We really do have the power to make it happen. ~Bette A. Stevens (Image from Pinterest)

Knowledge of the past holds one of the keys to world peace. Knowledge of the people in the world around us today holds another essential key. However, knowledge in and of itself is useless, much like a collection of unused paint brushes resting on the world’s shelf. It is our job to pick up the brushes and start painting. The perfect portrait of peace begins within each of us.  It’s painted one brush stroke at a time. Here are some simple steps that we can all take to contribute to that portrait:

Take the time to learn about those who are different from us in some way. We may want start with someone in our own family. Even there, we often find differences in opinions, race, religion, beliefs, customs, cultures, political affiliations. The list of personal differences and the diversity of relationships goes on….

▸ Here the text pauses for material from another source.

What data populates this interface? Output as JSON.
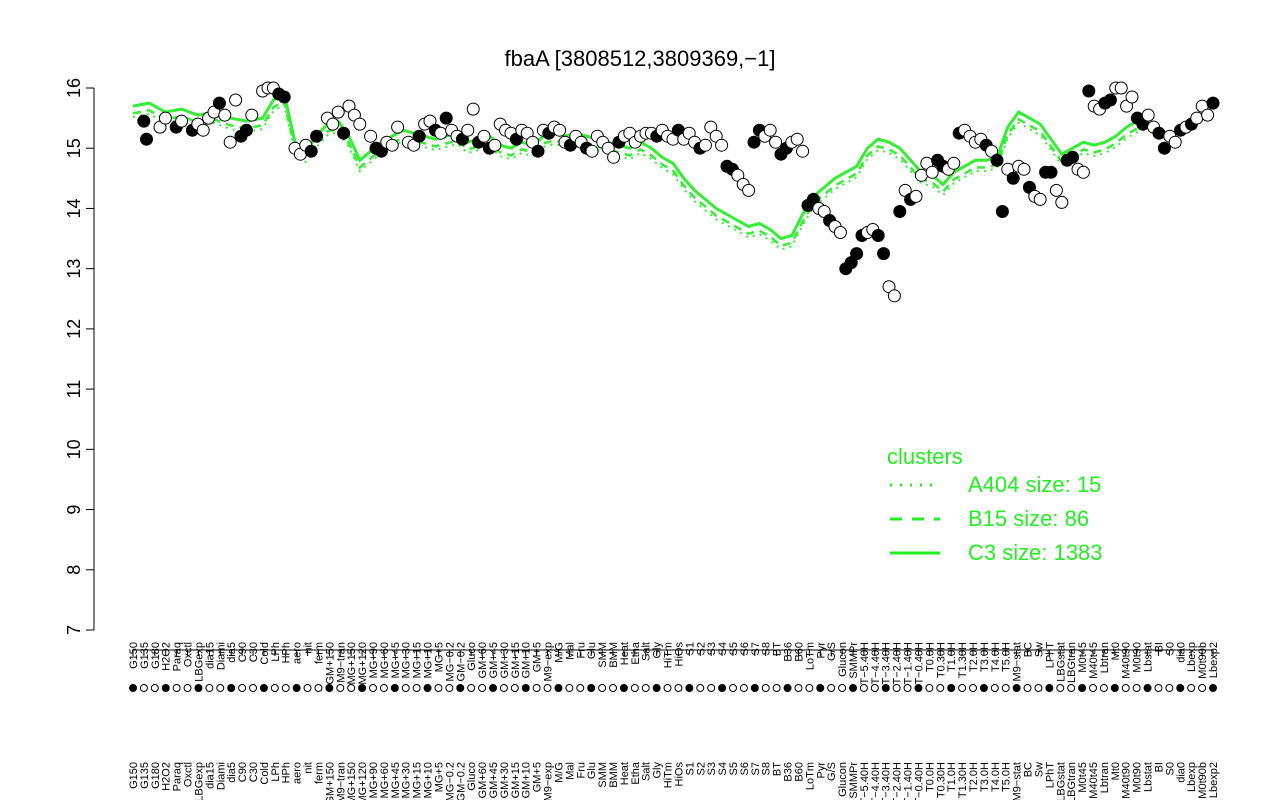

Working in the classroom as a teacher of students from diverse backgrounds, I learned first-hand that those who hold different beliefs from my own are all unique individuals with whom I have many things in common. We all share the same needs and desires, the same frustrations and fears, the same hopes and dreams.  Whether students, parents, staff, volunteers, administrators or colleagues, I have gained respect for and have been deeply enriched by each encounter. Life-long relationships are nurtured and continue to blossom and grow.

Sure, that all sounds great; but what can we actually do as individuals to promote peace?

  • Listen to others
  • Get to know them (That means spending time with them) Let them get to know us (talk)
  • Respect differences
  • Look for commonalities
  • Nurture relationships
  • Offer and extend a helping hand
  • Encourage others
  • Enlist the help of others
  • Give input and feedback
  • Keep the conversation going 


The brush strokes to peace lie within each of one us. How do we paint the canvas? One brush stroke at a time. BUILD RELATIONSHIPS—listen, share ourselves and our ideas, respect those of others, look for commonalities. Our individual and collective lives will continue to be enriched as we work together to paint a perfect portrait of world peace. We really do have the power to make it happen, one brush stroke at a time.

Let there be peace on earth and let it begin with me.